Raghavendra K., vice-president and head (human resources) at Infosys BPO, says, “We have an in-house transport team, which works with five-six reliable vendors to provide transport. All drivers have to undergo verification from a third party and the report is displayed in cabs with the driver’s photo. Once the driver clears the verification, he has to undergo a comprehensive induction process.”
Shanmugam Nagarajan, co-founder and chief people officer of 24/7 Customer, concurs with such policies. “24/7 Customer conducts regular drug analyser test checks on drivers and also trains them in customer service orientation, which includes etiquette on behaviour at work,” he says.

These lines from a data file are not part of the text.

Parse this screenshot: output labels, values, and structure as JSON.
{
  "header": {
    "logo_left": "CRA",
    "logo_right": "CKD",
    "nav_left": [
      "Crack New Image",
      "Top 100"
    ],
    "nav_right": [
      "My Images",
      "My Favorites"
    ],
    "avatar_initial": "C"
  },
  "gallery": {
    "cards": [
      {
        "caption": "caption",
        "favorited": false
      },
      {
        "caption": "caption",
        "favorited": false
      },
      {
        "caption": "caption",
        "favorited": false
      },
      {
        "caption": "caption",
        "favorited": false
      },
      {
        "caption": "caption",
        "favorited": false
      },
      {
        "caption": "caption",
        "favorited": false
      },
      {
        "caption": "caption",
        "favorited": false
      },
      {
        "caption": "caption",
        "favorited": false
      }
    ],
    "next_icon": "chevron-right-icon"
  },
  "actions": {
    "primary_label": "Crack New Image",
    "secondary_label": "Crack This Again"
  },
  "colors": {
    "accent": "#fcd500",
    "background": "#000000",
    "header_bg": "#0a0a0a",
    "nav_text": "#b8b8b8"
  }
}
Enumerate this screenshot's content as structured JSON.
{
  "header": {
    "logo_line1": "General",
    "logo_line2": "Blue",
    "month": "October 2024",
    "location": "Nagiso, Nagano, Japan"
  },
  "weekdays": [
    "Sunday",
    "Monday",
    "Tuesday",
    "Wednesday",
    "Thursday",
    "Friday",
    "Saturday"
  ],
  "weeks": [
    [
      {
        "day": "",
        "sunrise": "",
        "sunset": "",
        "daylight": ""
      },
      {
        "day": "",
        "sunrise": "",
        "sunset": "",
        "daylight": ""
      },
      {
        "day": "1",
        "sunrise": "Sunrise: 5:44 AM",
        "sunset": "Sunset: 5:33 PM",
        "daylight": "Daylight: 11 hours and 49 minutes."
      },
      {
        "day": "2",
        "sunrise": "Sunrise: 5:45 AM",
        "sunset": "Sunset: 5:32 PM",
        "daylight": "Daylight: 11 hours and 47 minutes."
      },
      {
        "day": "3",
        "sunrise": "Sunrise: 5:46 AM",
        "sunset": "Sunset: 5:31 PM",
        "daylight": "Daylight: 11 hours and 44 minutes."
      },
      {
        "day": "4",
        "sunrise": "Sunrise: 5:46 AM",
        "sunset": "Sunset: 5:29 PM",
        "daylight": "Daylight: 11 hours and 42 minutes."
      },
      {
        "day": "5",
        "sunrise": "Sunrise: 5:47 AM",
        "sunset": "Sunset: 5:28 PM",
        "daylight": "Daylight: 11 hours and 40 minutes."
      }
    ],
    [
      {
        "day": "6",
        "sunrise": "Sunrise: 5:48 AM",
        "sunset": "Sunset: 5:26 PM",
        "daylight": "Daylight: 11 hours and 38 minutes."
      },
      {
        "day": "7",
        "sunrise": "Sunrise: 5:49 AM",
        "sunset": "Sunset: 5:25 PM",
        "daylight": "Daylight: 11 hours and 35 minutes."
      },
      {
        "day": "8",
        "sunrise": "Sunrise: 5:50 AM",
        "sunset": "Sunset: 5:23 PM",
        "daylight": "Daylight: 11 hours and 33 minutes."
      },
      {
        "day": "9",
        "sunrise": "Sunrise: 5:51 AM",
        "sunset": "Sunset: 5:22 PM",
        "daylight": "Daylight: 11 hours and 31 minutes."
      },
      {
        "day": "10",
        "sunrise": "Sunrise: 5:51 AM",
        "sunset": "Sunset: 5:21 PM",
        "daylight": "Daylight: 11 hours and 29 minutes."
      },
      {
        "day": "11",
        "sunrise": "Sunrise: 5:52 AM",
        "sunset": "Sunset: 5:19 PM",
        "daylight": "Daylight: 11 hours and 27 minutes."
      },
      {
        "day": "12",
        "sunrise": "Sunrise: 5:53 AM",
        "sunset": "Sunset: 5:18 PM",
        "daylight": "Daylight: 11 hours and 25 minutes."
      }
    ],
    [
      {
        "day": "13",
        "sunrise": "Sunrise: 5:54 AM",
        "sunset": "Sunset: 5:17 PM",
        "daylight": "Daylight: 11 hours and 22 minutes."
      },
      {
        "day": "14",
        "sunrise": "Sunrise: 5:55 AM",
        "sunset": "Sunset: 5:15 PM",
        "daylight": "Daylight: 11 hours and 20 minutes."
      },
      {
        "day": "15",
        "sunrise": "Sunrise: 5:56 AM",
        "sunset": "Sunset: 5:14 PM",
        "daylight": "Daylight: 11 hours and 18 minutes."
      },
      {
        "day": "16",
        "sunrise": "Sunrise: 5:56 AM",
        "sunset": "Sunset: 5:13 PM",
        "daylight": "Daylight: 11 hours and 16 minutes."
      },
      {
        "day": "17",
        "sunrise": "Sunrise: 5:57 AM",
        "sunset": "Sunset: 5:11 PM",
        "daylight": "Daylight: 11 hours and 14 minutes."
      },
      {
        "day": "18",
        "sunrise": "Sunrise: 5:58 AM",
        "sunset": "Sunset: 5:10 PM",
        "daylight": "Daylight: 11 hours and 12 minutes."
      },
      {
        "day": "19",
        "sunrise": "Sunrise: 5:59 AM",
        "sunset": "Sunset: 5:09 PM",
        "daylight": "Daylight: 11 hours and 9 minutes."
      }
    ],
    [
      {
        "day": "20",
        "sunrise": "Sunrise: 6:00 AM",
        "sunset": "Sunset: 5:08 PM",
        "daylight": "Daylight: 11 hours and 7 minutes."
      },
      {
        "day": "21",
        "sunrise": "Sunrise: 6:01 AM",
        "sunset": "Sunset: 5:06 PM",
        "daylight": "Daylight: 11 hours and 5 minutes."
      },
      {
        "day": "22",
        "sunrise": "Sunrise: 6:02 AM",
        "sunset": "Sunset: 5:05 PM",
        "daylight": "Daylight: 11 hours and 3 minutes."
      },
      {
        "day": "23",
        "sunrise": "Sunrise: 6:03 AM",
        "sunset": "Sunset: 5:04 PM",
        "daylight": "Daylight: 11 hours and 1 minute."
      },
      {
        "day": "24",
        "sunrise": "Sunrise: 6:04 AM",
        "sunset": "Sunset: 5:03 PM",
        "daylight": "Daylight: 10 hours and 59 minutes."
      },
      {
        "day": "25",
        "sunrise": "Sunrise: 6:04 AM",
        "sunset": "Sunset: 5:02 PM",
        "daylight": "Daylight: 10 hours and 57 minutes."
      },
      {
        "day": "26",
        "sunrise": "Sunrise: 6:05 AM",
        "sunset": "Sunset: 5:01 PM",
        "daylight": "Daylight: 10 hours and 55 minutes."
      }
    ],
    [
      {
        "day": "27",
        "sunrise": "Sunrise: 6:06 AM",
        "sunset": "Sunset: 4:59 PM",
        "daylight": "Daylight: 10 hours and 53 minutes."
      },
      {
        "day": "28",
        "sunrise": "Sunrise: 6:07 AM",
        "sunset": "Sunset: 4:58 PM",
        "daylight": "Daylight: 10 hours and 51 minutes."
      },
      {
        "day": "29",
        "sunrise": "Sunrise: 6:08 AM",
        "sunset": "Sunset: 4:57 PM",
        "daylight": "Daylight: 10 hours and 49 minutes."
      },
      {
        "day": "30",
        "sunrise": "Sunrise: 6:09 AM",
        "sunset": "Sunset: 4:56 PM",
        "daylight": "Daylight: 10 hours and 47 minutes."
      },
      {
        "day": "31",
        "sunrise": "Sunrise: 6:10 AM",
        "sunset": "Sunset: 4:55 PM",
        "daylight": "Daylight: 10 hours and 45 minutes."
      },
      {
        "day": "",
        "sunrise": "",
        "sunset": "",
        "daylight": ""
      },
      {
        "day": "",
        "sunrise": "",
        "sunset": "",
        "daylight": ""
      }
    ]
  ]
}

Quality of the transport is also checked by frequent staff reports. Saraswati Limbu, team leader (customer service and operations) at Aditya Birla Minacs BPO in Bangalore, says, “We have monthly transport feedback. Each month we get a form to fill where we’re asked to assess the quality of the transport.” Each month, the best-behaved driver gets an award. Clearly, there are incentives now to good driving, she says.
In the experience of some companies, such as 24/7 Customer in Bangalore, staying with a known transport vendor instead of moving to a cost-effective one has made some difference. Priyadarshini Ashok, a 30-year-old operations manager who has been with the company for six years, says, “It’s good if you get to know your driver a little bit. Many of us who have worked here know them.”
Srinivasan of Genpact agrees: “Chopping and changing vendors is not a healthy policy. The transport team needs to be kept constant for them to deliver good service. That has clicked for us so far as some sort of comfort level has been formed between employees and transporters.”
However, a female employee with MphasiS, who did not want to be identified, has a different take. She says employees are told to refrain from any conversation with their driver.
Genpact, Wipro, Infosys, 24/7 Customer are the well-known “big” names in the BPO sector. But what do smaller firms do?
A BPO industry insider discloses that after the Murthy incident, many small BPO companies stopped hiring women employees as they didn’t have the budget for security infrastructure that bigger firms can afford (none of the smaller BPO firms wanted to be named).
“I moved from a smaller to a bigger company due to the money they offered and the security they provide. The office cab in my previous firm wouldn’t go into the lane that leads to my flat,” says an employee of Aditya Birla Minacs in Bangalore.
Though most BPO professionals reckon the Murthy tragedy has been an isolated incident, the repercussions are clear. Rajani Muralidharan, 30, an assistant manager with 24/7 Customer in Bangalore, recalls her parents in Tripunithura, Kerala, spending anxious nights over their daughter’s safety. So was the situation with Ashok, whose husband’s anxiety would show in a flurry of text messages on her cellphone.
S. Srinivasa, Murthy’s uncle, has had to handle the anger, frustration and tears of Murthy’s mother, Gowramma, everyday for the last five years. “As long as we have killers like Shivakumar, women will not be safe in our society,” he asserts. “We’re not happy with the life sentence; people like Shivakumar should get the death penalty so that such incidents don’t happen again.”
Gowramma and Srinivasa will soon approach the home ministry to review the judgement. Can justice be delivered and is justice always posthumous?